User questions: {question}
Documents:
{documents}
Relevant document indices:
"""

# Initialize the language model
OPENAI_API_KEY = "sx-xxx"
llm_grade_docs = ChatOpenAI(model="gpt-4o-mini", temperature=0, openai_api_key=OPENAI_API_KEY)
structured_llm_grader = llm_grade_docs.with_structured_output(DocumentRelevance)

# Create the grading prompt
grade_prompt = ChatPromptTemplate.from_messages(
    [
        ("system", grade_documents_prompt)
    ]
)

# Create the retrieval grader
retrieval_grader = grade_prompt | structured_llm_grader

# Example usage
question = "What are the primary factors contributing to climate change, and how do they interact with global economic policies? Additionally, what are some proposed solutions and their potential impacts on developing nations?"

documents = [
    "The Intergovernmental Panel on Climate Change (IPCC) identifies greenhouse gas emissions, primarily CO2 from fossil fuel combustion, as the main driver of climate change. These emissions are closely tied to economic activities, particularly in energy-intensive industries.",
    "Economic globalization has led to increased industrial production in developing nations, often with less stringent environmental regulations. This shift in manufacturing has contributed to higher global emissions while also driving economic growth in these countries.",
    "Deforestation, particularly in tropical regions, contributes significantly to climate change by reducing the Earth's capacity to absorb CO2. Many developing nations face pressure to clear forests for agriculture or resource extraction to support their economies.",
    "The Paris Agreement aims to limit global temperature increase to well below 2°C above pre-industrial levels. It requires nations to set their own emissions reduction targets, considering their economic circumstances.",
    "Carbon pricing mechanisms, such as cap-and-trade systems or carbon taxes, are proposed as market-based solutions to reduce emissions. However, implementing these in developing nations can be challenging due to concerns about economic competitiveness.",
    "Renewable energy technologies, including solar and wind power, are becoming increasingly cost-competitive with fossil fuels. This trend presents opportunities for developing nations to leapfrog traditional fossil fuel infrastructure.",
    "The history of ancient Rome is fascinating, spanning over a thousand years. From its founding as a small village to becoming a vast empire, Rome's influence on Western civilization cannot be overstated.", # not relevant
    "Climate change disproportionately affects developing nations, exacerbating existing socio-economic challenges such as food security, water scarcity, and vulnerability to extreme weather events.",
    "The concept of 'just transition' emphasizes the need to ensure that the shift to a low-carbon economy doesn't unfairly burden vulnerable communities or nations. This includes providing support for workers and communities dependent on fossil fuel industries.",
    "Artificial Intelligence is rapidly evolving, with applications ranging from natural language processing to autonomous vehicles. As AI becomes more sophisticated, it raises important ethical and societal questions.",
    "International climate finance mechanisms aim to support developing nations in adopting clean technologies and adapting to climate change impacts. However, the scale of funding required remains a significant challenge.",
    "The global coffee industry faces numerous challenges, including price volatility, changing consumer preferences, and the impact of climate change on coffee-growing regions. Sustainability initiatives are becoming increasingly important in this sector." # not relevant
]

result = retrieval_grader.invoke({"question": question, "documents": documents})
print(f"Relevant documents: {result.relevant_indices}")
print(f"Explanation: {result.explanation}")
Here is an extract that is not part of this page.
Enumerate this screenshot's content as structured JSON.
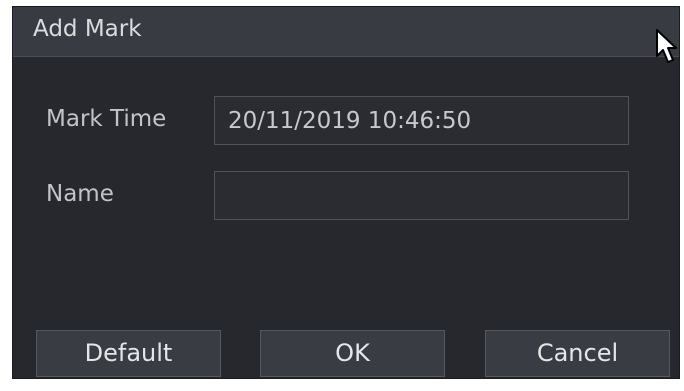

Relevant documents: [0, 1, 2, 3, 4, 5, 6, 8, 9, 10]
Explanation: These documents address various aspects of climate change, including its primary factors (greenhouse gas emissions, deforestation), the interaction with economic policies (economic globalization, carbon pricing), and proposed solutions (renewable energy technologies, climate finance mechanisms) that impact developing nations. They provide substantial information relevant to the user's questions.